"I am handicapped," writes Jane Shannon of Arlington, "and really get my temper up when I am unable to get a parking space and see cars in spaces reserved for the handicapped without the special license plates or other insignia displayed."
But Jane's temper goes off the charts when she sees "able-bodied people driving a car with handicapped plates using the reserved parking places.
"When my husband drives my car (with handicapped plates), he would not dare pull into a reserved space even if I should be riding with him. Those spaces are for the handicapped driver, not the car with the special plates."
You must be married to a saint, Jane. Not only that, but you've identified an annoying violation of the law that's more and more common around the area, according to police and transportation departments.

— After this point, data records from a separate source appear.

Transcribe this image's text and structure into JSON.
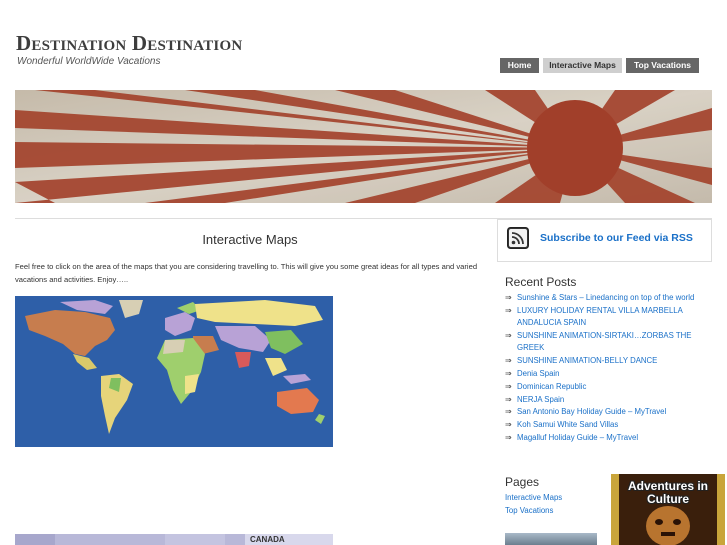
{
  "site": {
    "title": "Destination Destination",
    "tagline": "Wonderful WorldWide Vacations"
  },
  "nav": {
    "items": [
      {
        "label": "Home"
      },
      {
        "label": "Interactive Maps"
      },
      {
        "label": "Top Vacations"
      }
    ],
    "active": "Interactive Maps"
  },
  "banner": {
    "image": "rising-sun-flag",
    "colors": {
      "sun": "#b4452e",
      "ray": "#b54a33",
      "background": "#e9e2d2"
    }
  },
  "main": {
    "title": "Interactive Maps",
    "intro": "Feel free to click on the area of the maps that you are considering travelling to. This will give you some great ideas for all types and varied vacations and activities. Enjoy…..",
    "map1": {
      "image": "world-map",
      "ocean_color": "#2e5fa8"
    },
    "map2": {
      "image": "north-america-map",
      "label": "CANADA"
    }
  },
  "sidebar": {
    "rss_label": "Subscribe to our Feed via RSS",
    "recent_heading": "Recent Posts",
    "recent_posts": [
      "Sunshine & Stars – Linedancing on top of the world",
      "LUXURY HOLIDAY RENTAL VILLA MARBELLA ANDALUCIA SPAIN",
      "SUNSHINE ANIMATION-SIRTAKI…ZORBAS THE GREEK",
      "SUNSHINE ANIMATION-BELLY DANCE",
      "Denia Spain",
      "Dominican Republic",
      "NERJA Spain",
      "San Antonio Bay Holiday Guide – MyTravel",
      "Koh Samui White Sand Villas",
      "Magalluf Holiday Guide – MyTravel"
    ],
    "pages_heading": "Pages",
    "pages": [
      "Interactive Maps",
      "Top Vacations"
    ],
    "ad_text": "Adventures in Culture"
  },
  "colors": {
    "link": "#1a70c8",
    "nav_bg": "#666666",
    "nav_active_bg": "#cfcfcf"
  }
}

Larry Greenberg, deputy assistant director of the Bureau of Motor Vehicle Services at the D.C. Department of Transportation, said the problem isn't of crushing dimensions. But any time you have "basically an honor system," as you do with able-bodied drivers and handicapped spaces, you're going to have trouble, Greenberg said.
Still, let there be no doubt. "The handicapped plate or placard is issued to a person, not a vehicle," Greenberg said. "Family members can't just use the vehicle and abuse the privileged parking."
What if the handicapped family member is riding in the car and an able-bodied relative is driving? That's OK, says Greenberg. But if the handicapped person isn't in the car, it must be parked in the spaces most of the rest of us use.